Signaling via the B cell receptor (BCR) is essential for B cell survival and development, and antibody production in both physiological and pathological conditions. The nature of BCR signaling is varied in different subpopulations and developmental stages of B cells and can be classified into tonic, chronic active, and priming signaling (1, 2). Whereas, tonic BCR signaling is required for B cell survival and development, chronic active BCR signaling supports the continuous proliferation of B cell lymphoma cells, and antigen-driven priming signaling is important for the initiation of B cell activation and differentiation into antibody-secreting cells. Although the detailed molecular mechanism underlying diverse BCR signaling patterns has been an elusive question in immunology, our knowledge on this regard has been significantly expanded in recent years due to the development of advanced imaging and next-generation sequencing technologies. The aim of this Research Topic, including seven original research articles and five review articles, is to highlight the current understanding of BCR signaling and its relationship with health and disease.

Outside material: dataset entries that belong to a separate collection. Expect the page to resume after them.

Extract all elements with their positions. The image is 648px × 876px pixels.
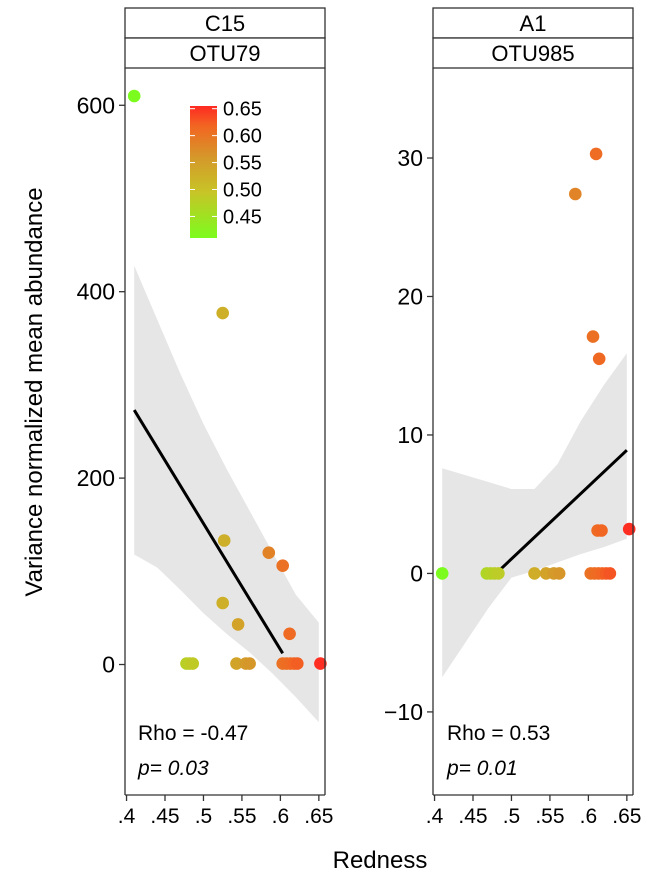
- x-ticks-left: .4 .45 .5 .55 .6 .65: [118, 795, 333, 828]
- y-tick-label: 0: [410, 560, 423, 586]
- regression-line: [495, 449, 628, 575]
- colorbar-ticks: 0.65 0.60 0.55 0.50 0.45: [190, 99, 262, 228]
- data-point: [569, 187, 582, 201]
- ci-band: [442, 353, 627, 678]
- data-point: [127, 89, 141, 103]
- data-point: [595, 524, 608, 537]
- color-legend: 0.65 0.60 0.55 0.50 0.45: [190, 99, 262, 238]
- annotation-rho-right: Rho = 0.53: [447, 722, 550, 745]
- panel-right: A1 OTU985 −10 0 10 20 30 .4 .45 .5 .55 .6 .65 Rho…: [384, 7, 641, 828]
- x-tick-label: .4: [118, 805, 136, 828]
- data-point: [492, 567, 505, 580]
- x-tick-label: .6: [272, 805, 290, 828]
- annotation-rho-left: Rho = -0.47: [138, 722, 248, 745]
- ci-band-left: [134, 265, 319, 723]
- data-point: [592, 352, 606, 366]
- data-point: [217, 534, 231, 547]
- y-ticks-left: 0 200 400 600: [77, 92, 125, 678]
- data-point: [276, 559, 290, 572]
- strip-top-right: [432, 7, 634, 39]
- colorbar-tick-label: 0.65: [223, 99, 262, 121]
- colorbar-tick-label: 0.55: [223, 153, 262, 175]
- data-point: [552, 567, 566, 580]
- y-tick-label: 600: [77, 92, 115, 118]
- x-tick-label: .5: [503, 805, 521, 828]
- x-tick-label: .55: [535, 805, 564, 828]
- data-point: [314, 657, 327, 670]
- y-tick-label: 20: [397, 283, 423, 309]
- x-tick-label: .5: [195, 805, 213, 828]
- x-tick-label: .4: [426, 805, 444, 828]
- data-point: [603, 567, 617, 580]
- colorbar-tick-label: 0.50: [223, 180, 262, 202]
- fit-line-right: [495, 449, 628, 575]
- x-tick-label: .55: [227, 805, 256, 828]
- ci-band-right: [442, 353, 627, 678]
- y-tick-label: −10: [384, 699, 423, 725]
- data-point: [262, 546, 276, 559]
- data-point: [435, 567, 449, 580]
- data-point: [231, 618, 245, 631]
- y-tick-label: 10: [397, 422, 423, 448]
- colorbar: [190, 106, 217, 238]
- strip-top-left: [124, 7, 326, 39]
- x-tick-label: .6: [580, 805, 598, 828]
- regression-line: [132, 409, 284, 655]
- strip-bottom-left-label: OTU79: [190, 41, 261, 66]
- strip-bottom-right: [432, 37, 634, 69]
- x-ticks-right: .4 .45 .5 .55 .6 .65: [426, 795, 641, 828]
- x-tick-label: .65: [612, 805, 641, 828]
- data-point: [586, 330, 600, 343]
- x-tick-label: .45: [150, 805, 179, 828]
- y-tick-label: 0: [102, 652, 115, 678]
- annotation-p-right: p= 0.01: [446, 757, 518, 780]
- data-point: [186, 657, 199, 670]
- y-ticks-right: −10 0 10 20 30: [384, 145, 433, 725]
- x-tick-label: .65: [304, 805, 333, 828]
- fit-line-left: [132, 409, 284, 655]
- strip-top-right-label: A1: [520, 11, 547, 36]
- points-left: [127, 89, 327, 670]
- annotation-p-left: p= 0.03: [137, 757, 209, 780]
- colorbar-tick-label: 0.60: [223, 126, 262, 148]
- data-point: [528, 567, 541, 580]
- colorbar-tick-label: 0.45: [223, 206, 262, 228]
- data-point: [216, 596, 229, 610]
- data-point: [291, 657, 304, 670]
- y-tick-label: 400: [77, 279, 115, 305]
- data-point: [230, 657, 243, 670]
- x-axis-title: Redness: [333, 847, 428, 874]
- data-point: [589, 147, 603, 161]
- ci-band: [134, 265, 319, 723]
- x-tick-label: .45: [458, 805, 487, 828]
- data-point: [283, 627, 296, 641]
- y-tick-label: 200: [77, 465, 115, 491]
- y-tick-label: 30: [397, 145, 423, 171]
- data-point: [216, 306, 229, 320]
- y-axis-title: Variance normalized mean abundance: [21, 187, 48, 596]
- data-point: [243, 657, 256, 670]
- strip-bottom-left: [124, 37, 326, 69]
- strip-bottom-right-label: OTU985: [491, 41, 574, 66]
- strip-top-left-label: C15: [205, 11, 245, 36]
- panel-left: C15 OTU79 0 200 400 600 .4 .45 .5 .55 .6 .65 Rho…: [77, 7, 333, 828]
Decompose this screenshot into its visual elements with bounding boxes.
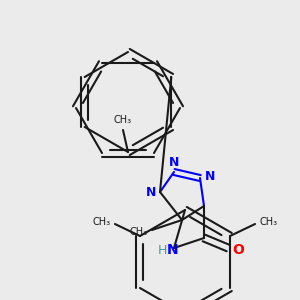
Text: CH₃: CH₃ [130,227,148,237]
Text: CH₃: CH₃ [259,217,277,227]
Text: O: O [232,243,244,257]
Text: N: N [205,169,215,182]
Text: N: N [167,243,179,257]
Text: N: N [169,155,179,169]
Text: N: N [146,185,156,199]
Text: CH₃: CH₃ [114,115,132,125]
Text: H: H [157,244,167,256]
Text: CH₃: CH₃ [93,217,111,227]
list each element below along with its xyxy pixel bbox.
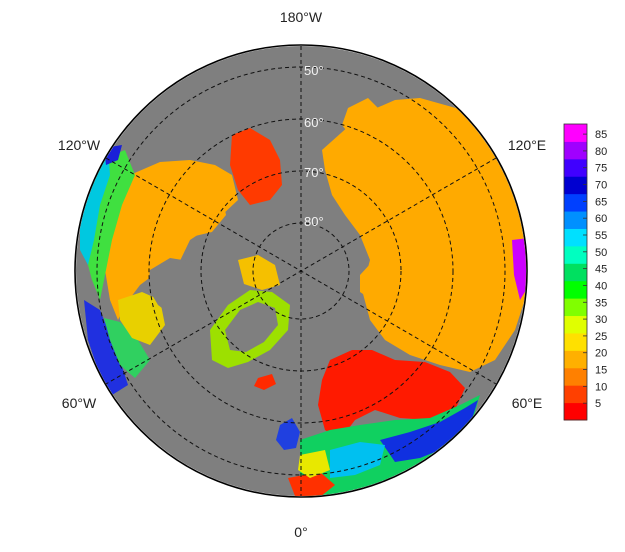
colorbar-tick-label: 65 bbox=[595, 196, 607, 208]
meridian-120e-60w bbox=[105, 157, 497, 385]
land-far-east-edge bbox=[512, 238, 526, 300]
colorbar-tick-label: 55 bbox=[595, 230, 607, 242]
lon-label-lower-right: 60°E bbox=[512, 395, 543, 411]
lat-label-80: 80° bbox=[304, 214, 324, 229]
land-greenland-north bbox=[238, 255, 280, 290]
colorbar-tick-label: 45 bbox=[595, 264, 607, 276]
lat-label-70: 70° bbox=[304, 165, 324, 180]
land-greenland-ice bbox=[225, 302, 278, 352]
colorbar-tick-label: 80 bbox=[595, 146, 607, 158]
colorbar-segment bbox=[564, 298, 587, 317]
land-arctic-islands bbox=[182, 188, 226, 236]
colorbar-tick-label: 5 bbox=[595, 398, 601, 410]
colorbar-segments bbox=[564, 124, 587, 421]
colorbar-segment bbox=[564, 141, 587, 160]
colorbar-frame bbox=[563, 123, 588, 421]
lon-label-bottom: 0° bbox=[294, 524, 307, 540]
colorbar-tick-label: 30 bbox=[595, 314, 607, 326]
colorbar-tick-label: 35 bbox=[595, 297, 607, 309]
lon-label-upper-right: 120°E bbox=[508, 137, 546, 153]
land-na-south-blue bbox=[84, 300, 128, 395]
colorbar-tick-label: 15 bbox=[595, 365, 607, 377]
colorbar-segment bbox=[564, 332, 587, 351]
lat-label-50: 50° bbox=[304, 63, 324, 78]
colorbar-tick-label: 25 bbox=[595, 331, 607, 343]
lon-label-lower-left: 60°W bbox=[62, 395, 97, 411]
map-globe bbox=[76, 46, 526, 496]
land-iberia-france bbox=[288, 472, 335, 496]
colorbar: 85 80 75 70 65 60 55 50 45 40 35 30 25 20 15 10 5 bbox=[563, 123, 607, 421]
colorbar-segment bbox=[564, 280, 587, 299]
colorbar-tick-label: 20 bbox=[595, 348, 607, 360]
lon-label-top: 180°W bbox=[280, 9, 323, 25]
land-europe-yellow bbox=[298, 450, 330, 478]
globe-outline bbox=[74, 44, 528, 498]
colorbar-tick-label: 60 bbox=[595, 213, 607, 225]
colorbar-tick-label: 40 bbox=[595, 280, 607, 292]
colorbar-tick-label: 10 bbox=[595, 381, 607, 393]
colorbar-segment bbox=[564, 176, 587, 195]
land-uk bbox=[276, 418, 300, 450]
colorbar-segment bbox=[564, 315, 587, 334]
land-alaska-east bbox=[230, 128, 282, 205]
colorbar-tick-label: 70 bbox=[595, 180, 607, 192]
lat-label-60: 60° bbox=[304, 115, 324, 130]
land-chukotka bbox=[342, 98, 380, 138]
colorbar-segment bbox=[564, 228, 587, 247]
colorbar-segment bbox=[564, 350, 587, 369]
water-hudson-bay bbox=[148, 258, 205, 318]
colorbar-segment bbox=[564, 124, 587, 142]
colorbar-tick-label: 75 bbox=[595, 163, 607, 175]
lon-label-upper-left: 120°W bbox=[58, 137, 101, 153]
colorbar-segment bbox=[564, 211, 587, 229]
colorbar-tick-label: 85 bbox=[595, 129, 607, 141]
colorbar-segment bbox=[564, 385, 587, 404]
colorbar-segment bbox=[564, 402, 587, 421]
land-iceland bbox=[254, 374, 276, 390]
colorbar-tick-label: 50 bbox=[595, 247, 607, 259]
land-novaya-zemlya bbox=[360, 262, 382, 300]
land-scandinavia-russia bbox=[318, 350, 465, 440]
land-na-south-green bbox=[104, 318, 150, 378]
colorbar-segment bbox=[564, 193, 587, 212]
colorbar-ticks: 85 80 75 70 65 60 55 50 45 40 35 30 25 20 15 10 5 bbox=[583, 129, 607, 410]
colorbar-segment bbox=[564, 245, 587, 264]
graticule bbox=[96, 46, 506, 496]
land-europe-south-cyan bbox=[330, 442, 385, 478]
colorbar-segment bbox=[564, 367, 587, 386]
colorbar-segment bbox=[564, 263, 587, 282]
colorbar-segment bbox=[564, 158, 587, 177]
land-siberia bbox=[322, 98, 526, 372]
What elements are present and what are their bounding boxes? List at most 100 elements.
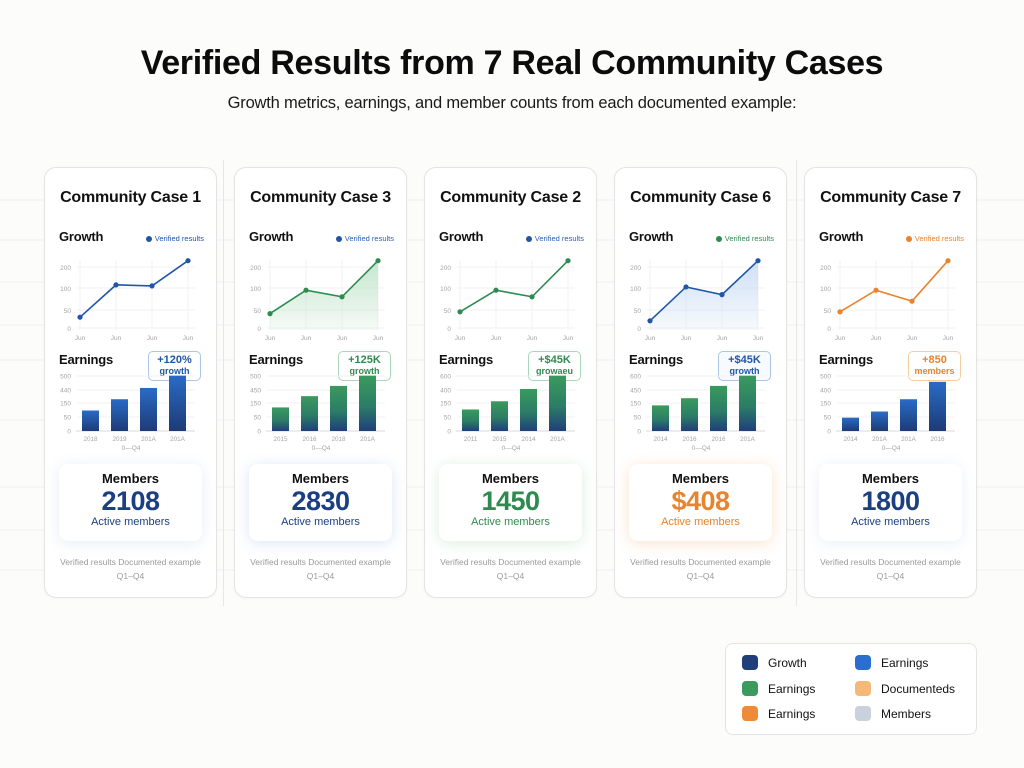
series-legend-label: Verified results xyxy=(724,234,774,243)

The BCR-mediated signaling in homeostatic conditions depends on the availability of antigens and is delicately regulated by co-stimulatory and co-inhibitory receptors. Co-inhibitory receptors limit BCR signaling in order to prevent B cells from hyperactivation and maintain B cell homeostasis. Among many inhibitory receptors, the proteins of the Sialic acid binding immunoglobulin-like lectin (Siglec) family play important roles in regulating BCR signaling. Meyer et al. reviews Siglecs in B cells, highlighting the interplays between CD45 and CD22 (Siglec-2), CD22 and Galectin-9, and their influence on BCR signaling. Both CD22 and Siglec-G contain immune receptor tyrosine-based inhibitory motifs (ITIMs) within their cytoplasmic tails and recruit the tyrosine phosphatase SHP1, which inhibits B cell signaling. Whereas, CD22 mainly functions in conventional B cells, Siglec-G inhibit the constitutive BCR signaling in autoreactive B-1a cells, probably by binding in cis to the Cμ1 domain of BCR-IgM in the steady-state through α2, 3-or α2, 6 linked sialic acids (3). To understand the organization of CD22 and its association with the BCR, Wasim et al. investigate the effects of mutations at the glycosylation sites of CD22 on BCR signaling and their results show that mutations of N-glycan sites attenuate CD22 phosphorylation and increase BCR signaling in response to antigenic stimulation. Irons and Lay show that ST6Gal-1, a sialyl-transferase that constructs the α2, 6-sialyl linkage on cell surface and extracellular glycans, is a pro-survival factor for transitional B Cells in mice.